CARACTERÍSTICAS BÁSICAS DO ESPÍRITA: PACIÊNCIA, INDULGENCIA, FÉ, HUMILDADE, DIGNIDADE E CARIDADE.

terça-feira, 17 de setembro de 2013

12ª AULA

CURSO PREPARATÓRIO DE ESPIRITISMO - FEESP

PARTE B: BEM SOFRER e MAL SOFRER

Quando o Cristo disse: “Bem-aventurados os aflitos, porque deles é o Reino dos Céus”, não se referia aos sofredores em geral, porque todos os que estão neste mundo sofrem, quer estejam num trono ou na miséria extrema, mas, ah! Poucos sofrem bem, poucos compreendem que somente as provas bem suportadas podem conduzir ao Reino de Deus.

O desânimo é uma falta; Deus vos nega consolações, se não tiverdes coragem. A prece é um sustentáculo da alma, mas não é suficiente por si só; é necessário que se apoie numa fé ardente na bondade de Deus.

Tendes ouvido frequentemente que Ele não põe um fardo pesado em ombros frágeis. O fardo é proporcional às forças, como a recompensa será proporcional à resignação e à coragem.

A recompensa será tanto mais esplendente quanto mais penosa tiver sido a aflição. Mas essa recompensa deve ser merecida, e é por isso que a vida está cheia de tribulações.

“O militar que não é enviado à frente de batalha não fica satisfeito, porque o repouso no acampamento não lhe proporciona nenhuma promoção”.

Sede como o militar, e não aspireis a um repouso que enfraqueceria o vosso corpo e entorpeceria a vossa alma. Ficai satisfeitos, quando Deus vos envia à luta.

Essa luta não é o fogo das batalhas, mas as amarguras da vida, onde muitas vezes necessitamos de mais coragem que num combate sangrento, pois aquele que enfrenta firmemente o inimigo poderá cair sob o impacto de um sofrimento moral.

O homem não recebe nenhuma recompensa por essa espécie de coragem, mas Deus lhe reserva os seus louros e um lugar glorioso.
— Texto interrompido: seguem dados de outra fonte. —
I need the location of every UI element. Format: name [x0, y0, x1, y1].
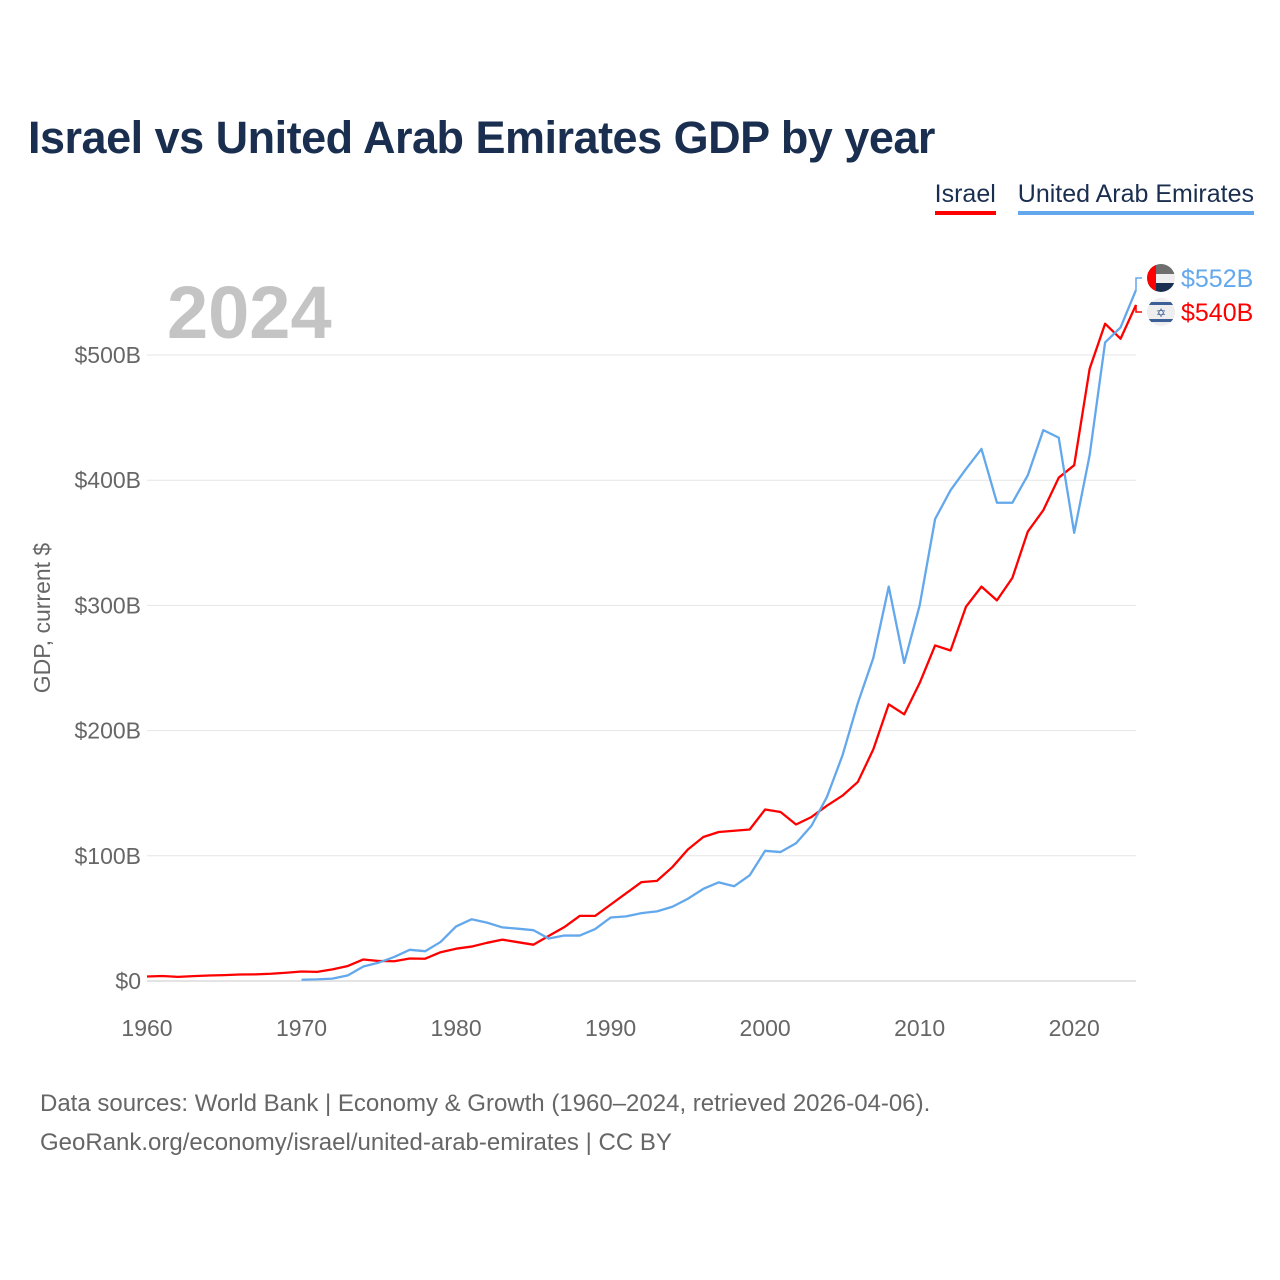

Quando vos atingir um motivo de dor ou de contrariedade, tratai de elevar-vos acima das circunstâncias. E quando chegardes a dominar os impulsos da impaciência, da cólera ou do desespero, dizei, com justa satisfação: “Eu fui o mais forte”.

“Bem-aventurados os aflitos, pode, portanto, ser assim traduzido: Bem-aventurados os que têm a oportunidade de provar a sua fé, a sua firmeza, a sua perseverança e a sua submissão à vontade de Deus, porque eles terão centuplicadas as alegrias que lhes faltam na Terra, e após o trabalho virá o repouso”. (E.S.E. Cap. V, item 18).

A mensagem de Lacordaire, acima reproduzida, traz à tona o problema do sofrimento, que vemos hoje em dia atingir praticamente a todos, das mais variadas formas.

A maioria dos seres humanos ainda não é capaz de enfrentar a dor com resignação. Antes, o que se vê é o inconformismo, a queixa intérmina, o abatimento sem limites.

É necessário habituar-se à oração, como um canal de comunicação direta com Deus. Mas, também é indispensável uma fé ardente no Criador, pois sem ela, a prece apenas sairá dos lábios e não do coração.

É preciso entender que muitas vezes o mal, a dor, o sofrimento, são os remédios de que necessitamos para a cura dos nossos males, cuja origem encontra-se na alma. Todavia, não devemos provocar a dor, para não sofrer-lhe as consequências, nem ter motivos para queixas, pois esta é um ato de insubmissão às leis divinas.

BIBLIOGRAFIA:

Kardec, Allan - O Evangelho Segundo o Espiritismo

QUESTIONÁRIO:

1 - Quem são os aflitos bem-aventurados a que Jesus se refere nos Evangelhos?

2 - O que é a verdadeira luta, segundo a instrução de Lacordaire?

3 - Como entender a prece, em face das aflições?